As shown in the accompanying financial statements, the Company incurred negative operating cash flows of $5,748,315 for the nine months ended December 31, 2018 and accumulated losses of $37,586,650 since inception through December 31, 2018. The Company has cash equivalent and marketable securities of $3,069,217 as of December 31, 2018. The Company estimates that it has enough cash to operate its business through March 31, 2020.

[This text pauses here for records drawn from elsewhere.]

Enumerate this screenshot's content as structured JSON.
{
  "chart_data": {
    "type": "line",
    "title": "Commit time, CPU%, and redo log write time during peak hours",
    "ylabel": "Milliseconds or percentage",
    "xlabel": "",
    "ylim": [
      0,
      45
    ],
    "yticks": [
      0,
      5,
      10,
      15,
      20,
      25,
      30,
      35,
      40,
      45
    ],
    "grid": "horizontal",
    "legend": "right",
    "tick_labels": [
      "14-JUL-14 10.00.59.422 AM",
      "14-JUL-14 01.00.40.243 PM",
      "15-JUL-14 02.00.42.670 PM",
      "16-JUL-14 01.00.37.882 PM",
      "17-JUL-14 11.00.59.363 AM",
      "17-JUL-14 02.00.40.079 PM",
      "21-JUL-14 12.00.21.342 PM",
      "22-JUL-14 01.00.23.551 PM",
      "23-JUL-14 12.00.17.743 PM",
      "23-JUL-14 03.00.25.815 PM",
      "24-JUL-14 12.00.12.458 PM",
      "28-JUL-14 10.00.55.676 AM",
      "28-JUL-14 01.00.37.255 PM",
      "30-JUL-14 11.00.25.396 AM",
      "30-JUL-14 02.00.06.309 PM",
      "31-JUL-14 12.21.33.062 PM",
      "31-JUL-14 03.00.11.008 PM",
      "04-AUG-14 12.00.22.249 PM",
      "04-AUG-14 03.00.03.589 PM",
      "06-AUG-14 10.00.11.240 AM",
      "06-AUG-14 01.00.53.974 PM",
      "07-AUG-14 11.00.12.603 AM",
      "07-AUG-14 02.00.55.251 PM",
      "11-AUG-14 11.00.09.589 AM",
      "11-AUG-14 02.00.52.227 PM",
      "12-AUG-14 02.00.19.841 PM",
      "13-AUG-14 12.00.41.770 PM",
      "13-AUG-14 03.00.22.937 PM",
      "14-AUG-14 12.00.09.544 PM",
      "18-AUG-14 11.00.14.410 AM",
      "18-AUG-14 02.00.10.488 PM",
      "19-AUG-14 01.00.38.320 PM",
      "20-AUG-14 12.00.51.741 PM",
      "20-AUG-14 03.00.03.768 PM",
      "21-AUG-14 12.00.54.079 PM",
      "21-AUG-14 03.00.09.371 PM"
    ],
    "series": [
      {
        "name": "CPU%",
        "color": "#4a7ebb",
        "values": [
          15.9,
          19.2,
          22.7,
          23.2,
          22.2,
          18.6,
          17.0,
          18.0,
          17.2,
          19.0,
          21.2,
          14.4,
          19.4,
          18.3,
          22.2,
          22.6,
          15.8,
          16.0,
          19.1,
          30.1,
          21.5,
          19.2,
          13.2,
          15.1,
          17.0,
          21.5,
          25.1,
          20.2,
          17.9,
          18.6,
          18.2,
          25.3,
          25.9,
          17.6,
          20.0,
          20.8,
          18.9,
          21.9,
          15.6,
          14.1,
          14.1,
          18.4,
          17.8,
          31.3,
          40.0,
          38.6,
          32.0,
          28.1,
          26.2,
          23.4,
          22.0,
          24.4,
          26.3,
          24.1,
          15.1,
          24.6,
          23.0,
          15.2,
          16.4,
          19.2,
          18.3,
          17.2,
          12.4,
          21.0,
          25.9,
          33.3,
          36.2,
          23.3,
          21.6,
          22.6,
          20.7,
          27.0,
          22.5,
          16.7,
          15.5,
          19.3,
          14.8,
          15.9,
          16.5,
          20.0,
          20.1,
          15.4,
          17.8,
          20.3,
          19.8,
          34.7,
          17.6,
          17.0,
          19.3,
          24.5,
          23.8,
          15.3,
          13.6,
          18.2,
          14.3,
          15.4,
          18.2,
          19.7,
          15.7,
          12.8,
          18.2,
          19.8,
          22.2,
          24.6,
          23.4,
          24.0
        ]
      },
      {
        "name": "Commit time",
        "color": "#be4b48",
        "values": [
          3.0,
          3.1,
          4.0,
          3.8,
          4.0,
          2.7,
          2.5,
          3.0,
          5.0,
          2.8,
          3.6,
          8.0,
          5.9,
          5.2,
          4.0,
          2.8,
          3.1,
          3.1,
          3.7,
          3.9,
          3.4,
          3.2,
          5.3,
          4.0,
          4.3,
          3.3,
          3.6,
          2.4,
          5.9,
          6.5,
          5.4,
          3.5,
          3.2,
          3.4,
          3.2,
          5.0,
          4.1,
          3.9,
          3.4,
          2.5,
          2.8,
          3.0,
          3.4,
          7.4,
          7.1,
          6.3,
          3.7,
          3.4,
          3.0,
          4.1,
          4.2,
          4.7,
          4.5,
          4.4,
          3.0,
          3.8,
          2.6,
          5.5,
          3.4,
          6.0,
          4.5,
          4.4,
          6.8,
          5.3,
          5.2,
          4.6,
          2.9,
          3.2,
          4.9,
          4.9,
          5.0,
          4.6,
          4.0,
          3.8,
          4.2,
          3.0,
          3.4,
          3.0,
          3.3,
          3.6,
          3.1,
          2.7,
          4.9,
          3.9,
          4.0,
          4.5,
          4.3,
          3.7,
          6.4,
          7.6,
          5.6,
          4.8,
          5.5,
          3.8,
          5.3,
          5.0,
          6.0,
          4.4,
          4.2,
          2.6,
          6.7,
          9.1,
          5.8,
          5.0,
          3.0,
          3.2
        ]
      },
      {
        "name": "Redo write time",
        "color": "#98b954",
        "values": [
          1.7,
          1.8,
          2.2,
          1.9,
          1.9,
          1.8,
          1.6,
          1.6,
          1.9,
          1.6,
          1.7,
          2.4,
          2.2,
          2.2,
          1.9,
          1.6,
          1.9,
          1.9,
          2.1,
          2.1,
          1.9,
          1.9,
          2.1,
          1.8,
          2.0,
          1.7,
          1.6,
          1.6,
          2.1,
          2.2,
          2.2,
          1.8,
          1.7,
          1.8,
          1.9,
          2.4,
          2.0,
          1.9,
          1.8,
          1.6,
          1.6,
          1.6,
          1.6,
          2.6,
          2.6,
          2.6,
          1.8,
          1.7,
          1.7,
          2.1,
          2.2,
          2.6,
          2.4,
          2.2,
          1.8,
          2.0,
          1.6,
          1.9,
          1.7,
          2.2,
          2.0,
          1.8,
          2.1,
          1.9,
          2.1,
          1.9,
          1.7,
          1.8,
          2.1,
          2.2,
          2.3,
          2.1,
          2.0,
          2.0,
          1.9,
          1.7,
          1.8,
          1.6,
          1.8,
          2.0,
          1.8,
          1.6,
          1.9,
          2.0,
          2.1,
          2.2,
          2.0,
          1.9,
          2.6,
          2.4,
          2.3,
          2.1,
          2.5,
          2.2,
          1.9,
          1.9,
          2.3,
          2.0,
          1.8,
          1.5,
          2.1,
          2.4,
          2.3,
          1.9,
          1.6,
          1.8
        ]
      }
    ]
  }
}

The Company will need to raise additional funds in order to continue our clinical trials. Insufficient funds may cause us to delay, reduce the scope of or eliminate one or more of our development programs. The Company’s future capital needs and the adequacy of its available funds will depend on many factors, including the cost of clinical studies and other actions needed to obtain regulatory approval of our medical devices in development. Management plans to raise additional funds through sale of equity or debt securities or through strategic collaboration and/or licensing agreements, to fund operations until the Company is able to generate enough revenues to cover operating costs. Financing may not be available on acceptable terms, or at all, and our failure to raise capital when needed could materially adversely impact our growth plans and our financial condition or results of operations. Additional equity financing, if available, may be dilutive to our shareholders. In addition, the Company may never be able to generate sufficient revenue if any from its potential medical devices. On August 10, 2018, the Company entered into a $20 million stock purchase agreement and a registration rights agreement with Lincoln Park Capital Fund, LLC (“LPC”), providing for the issuance of up to $20 million of the Company’s common stock over 36 months at the Company’s discretion, see Note 5. On January 23, 2019, the Company entered into an agreement for the commercial rights to conditions treated with < 80 ppm of nitric oxide in the hospital setting with Circassia Pharmaceuticals plc in the United States and China, see Note 10.


In addition to the normal risks associated with a new business venture, there can be no assurance that the Company’s research and development will be successfully completed or that any product will be approved or commercially viable. The Company is subject to risks common to companies in the medical device industry including, but not limited to, dependence on collaborative arrangements, development by the Company or its competitors of new technological innovations, dependence on key personnel, protection of proprietary technology, and compliance with the FDA and other governmental regulations and approval requirements.